Groff, who grew up in Lancaster, Pa., said, “I know when I was a kid, theater was like an escape for me, as a closeted teenager. And I think I really relate to when Frank says, ‘Music is my life, without music, I would die.’ Musical theater at that age was, like, lifesaving. And so to be now, at 38, doing a musical as a more fully realized version of who I am … I always went to theater to escape and to express and get out of my life completely. And it’s like this show — and maybe this is what makes it so unique and what brought me to this experience — this show is both the escape and bringing me into my own life at the same time.”
Mendez, who described growing up in California as a “Mexican Jew,” attended a largely white school in Orange County “where no one thought I belonged” and where she was told that as an actor, she would have a limited future, if any. When she arrived in New York at 18, she discovered, like Groff, “that New York and theater was where I was accepted, when I felt like I wasn’t accepted anywhere else.”
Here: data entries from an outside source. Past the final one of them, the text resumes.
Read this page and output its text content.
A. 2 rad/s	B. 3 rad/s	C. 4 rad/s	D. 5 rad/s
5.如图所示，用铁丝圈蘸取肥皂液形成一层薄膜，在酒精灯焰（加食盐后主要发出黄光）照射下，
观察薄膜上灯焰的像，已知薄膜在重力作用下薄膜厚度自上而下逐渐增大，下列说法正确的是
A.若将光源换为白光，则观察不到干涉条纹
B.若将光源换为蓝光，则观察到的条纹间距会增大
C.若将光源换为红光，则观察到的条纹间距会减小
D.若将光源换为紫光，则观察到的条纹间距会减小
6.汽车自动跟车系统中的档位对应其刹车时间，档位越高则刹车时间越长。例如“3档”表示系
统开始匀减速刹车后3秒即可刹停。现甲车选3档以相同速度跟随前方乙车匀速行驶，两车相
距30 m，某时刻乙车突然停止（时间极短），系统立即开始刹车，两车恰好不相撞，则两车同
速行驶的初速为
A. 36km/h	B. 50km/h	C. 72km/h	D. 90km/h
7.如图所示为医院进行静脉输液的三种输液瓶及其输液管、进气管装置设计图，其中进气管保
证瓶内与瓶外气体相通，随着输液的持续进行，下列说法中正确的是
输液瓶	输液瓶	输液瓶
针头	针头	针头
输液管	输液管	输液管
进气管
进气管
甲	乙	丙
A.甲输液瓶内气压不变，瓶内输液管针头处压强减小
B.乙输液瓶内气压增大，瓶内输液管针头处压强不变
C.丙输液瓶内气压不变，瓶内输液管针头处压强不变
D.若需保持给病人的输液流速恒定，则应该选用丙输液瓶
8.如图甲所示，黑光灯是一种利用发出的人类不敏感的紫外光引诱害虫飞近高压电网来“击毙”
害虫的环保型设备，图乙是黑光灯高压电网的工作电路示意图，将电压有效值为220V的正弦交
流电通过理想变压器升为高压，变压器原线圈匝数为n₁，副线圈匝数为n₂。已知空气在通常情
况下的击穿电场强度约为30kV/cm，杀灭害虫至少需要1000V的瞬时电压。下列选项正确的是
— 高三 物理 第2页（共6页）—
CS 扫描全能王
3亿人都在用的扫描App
By 2018, she had racked up a substantial list of stage credits and won a Tony for her performance that year in “Carousel.” But when she moved back to Los Angeles to do a television series, her life began to feel unsettled.
When Groff, whom she knew casually, called her to say that a casting agent had said she would be perfect for the part of Mary, she had become a mother and was newly divorced. “I was like, I don’t live in New York anymore, and I don’t know who I really am right now. I feel really lost. How am I going to do this?” Mendez said.
“But somehow, magically, it all just worked. And when I got back here, the first day I walked in with them, it was just like, Oh my God, I’m home. And I know who I am and what I’m made to do. Of course I ended up here. There was no other place to end up.”